KY.4.NBT.5 - Problem Strings
A problem string is a sequence of related arithmetic tasks that are designed to call attention to a particular mathematical strategy or feature. Each task is presented one at a time, often so that previous tasks and their solutions remain visible as each successive task is presented. Problem strings create opportunities for students to discover and strengthen their computational strategies and foster number sense. - Problem Strings: Using Strategies to Add within 100
Second graders share and name their strategies to solve 8 + 5, 28 + 5, and 28 + 15 as their teacher records their thinking and helps students to see relationships among the problems.
KY.2.NBT.5 - Problem Strings: Using Strategies to Multiply within 100
Third graders solve multiplication expressions focused on doubling factors as the teacher records their thinking and helps students to see relationships.
KY.3.OA.7
Justifying Routines
Justifying routines require students to explain their reasoning, critique the reasoning of others, and either defend or adjust their own reasoning. These routines foster critical thinking, build conceptual understanding, and promote mathematical discourse.
- Always, Sometimes, Never
Students are presented with a mathematical statement and are asked to determine whether the statement is always true, sometimes true, or never true.
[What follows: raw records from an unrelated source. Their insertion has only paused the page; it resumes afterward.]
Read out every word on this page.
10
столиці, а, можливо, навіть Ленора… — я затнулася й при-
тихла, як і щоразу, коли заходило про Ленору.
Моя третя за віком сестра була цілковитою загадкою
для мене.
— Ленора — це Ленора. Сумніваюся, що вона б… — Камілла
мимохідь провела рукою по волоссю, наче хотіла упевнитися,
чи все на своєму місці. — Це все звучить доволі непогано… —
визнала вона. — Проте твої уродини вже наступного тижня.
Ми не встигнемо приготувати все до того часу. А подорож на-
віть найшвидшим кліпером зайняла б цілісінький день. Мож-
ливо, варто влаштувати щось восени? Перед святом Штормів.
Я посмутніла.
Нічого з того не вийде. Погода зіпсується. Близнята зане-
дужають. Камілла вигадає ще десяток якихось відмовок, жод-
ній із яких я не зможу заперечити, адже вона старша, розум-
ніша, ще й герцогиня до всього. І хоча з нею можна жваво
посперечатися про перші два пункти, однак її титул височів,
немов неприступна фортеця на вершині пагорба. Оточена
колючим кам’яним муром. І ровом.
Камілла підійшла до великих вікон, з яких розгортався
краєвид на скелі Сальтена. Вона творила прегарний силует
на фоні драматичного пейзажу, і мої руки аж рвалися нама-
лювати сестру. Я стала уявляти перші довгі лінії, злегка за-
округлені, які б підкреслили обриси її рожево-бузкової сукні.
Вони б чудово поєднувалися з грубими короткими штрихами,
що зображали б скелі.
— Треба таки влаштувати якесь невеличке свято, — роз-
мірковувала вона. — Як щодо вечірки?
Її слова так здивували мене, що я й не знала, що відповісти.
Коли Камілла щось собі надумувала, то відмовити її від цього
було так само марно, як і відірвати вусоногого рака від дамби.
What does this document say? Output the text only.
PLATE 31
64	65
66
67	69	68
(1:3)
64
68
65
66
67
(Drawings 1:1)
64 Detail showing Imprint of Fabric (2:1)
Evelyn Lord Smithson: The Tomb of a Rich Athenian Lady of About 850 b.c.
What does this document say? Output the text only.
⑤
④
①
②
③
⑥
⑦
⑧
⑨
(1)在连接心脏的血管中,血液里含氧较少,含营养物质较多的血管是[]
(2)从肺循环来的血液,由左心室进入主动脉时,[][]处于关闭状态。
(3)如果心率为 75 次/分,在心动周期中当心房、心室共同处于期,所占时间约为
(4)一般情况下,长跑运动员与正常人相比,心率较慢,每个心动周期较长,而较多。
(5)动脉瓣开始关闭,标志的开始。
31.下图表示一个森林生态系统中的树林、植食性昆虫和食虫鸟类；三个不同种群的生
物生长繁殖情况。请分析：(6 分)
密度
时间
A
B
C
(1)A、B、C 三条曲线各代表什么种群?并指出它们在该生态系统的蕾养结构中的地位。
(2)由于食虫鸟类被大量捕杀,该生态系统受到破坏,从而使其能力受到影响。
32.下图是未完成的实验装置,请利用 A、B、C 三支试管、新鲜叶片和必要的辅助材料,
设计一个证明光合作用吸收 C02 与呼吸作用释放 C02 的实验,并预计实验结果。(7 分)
The beauty of this routine is revealed as students explore examples, counter-examples, make generalizations, and provide evidence to justify their conclusions. - Same but Different
In the routine Same but Different, developed by Looney Math, students are presented with two images, numbers, or expressions and asked to explain how the two are the same AND how they are different. The focus is on finding connections as well as what makes them distinct from one another. Prompts are carefully designed to highlight an attribute, connection, relationship, or misconception.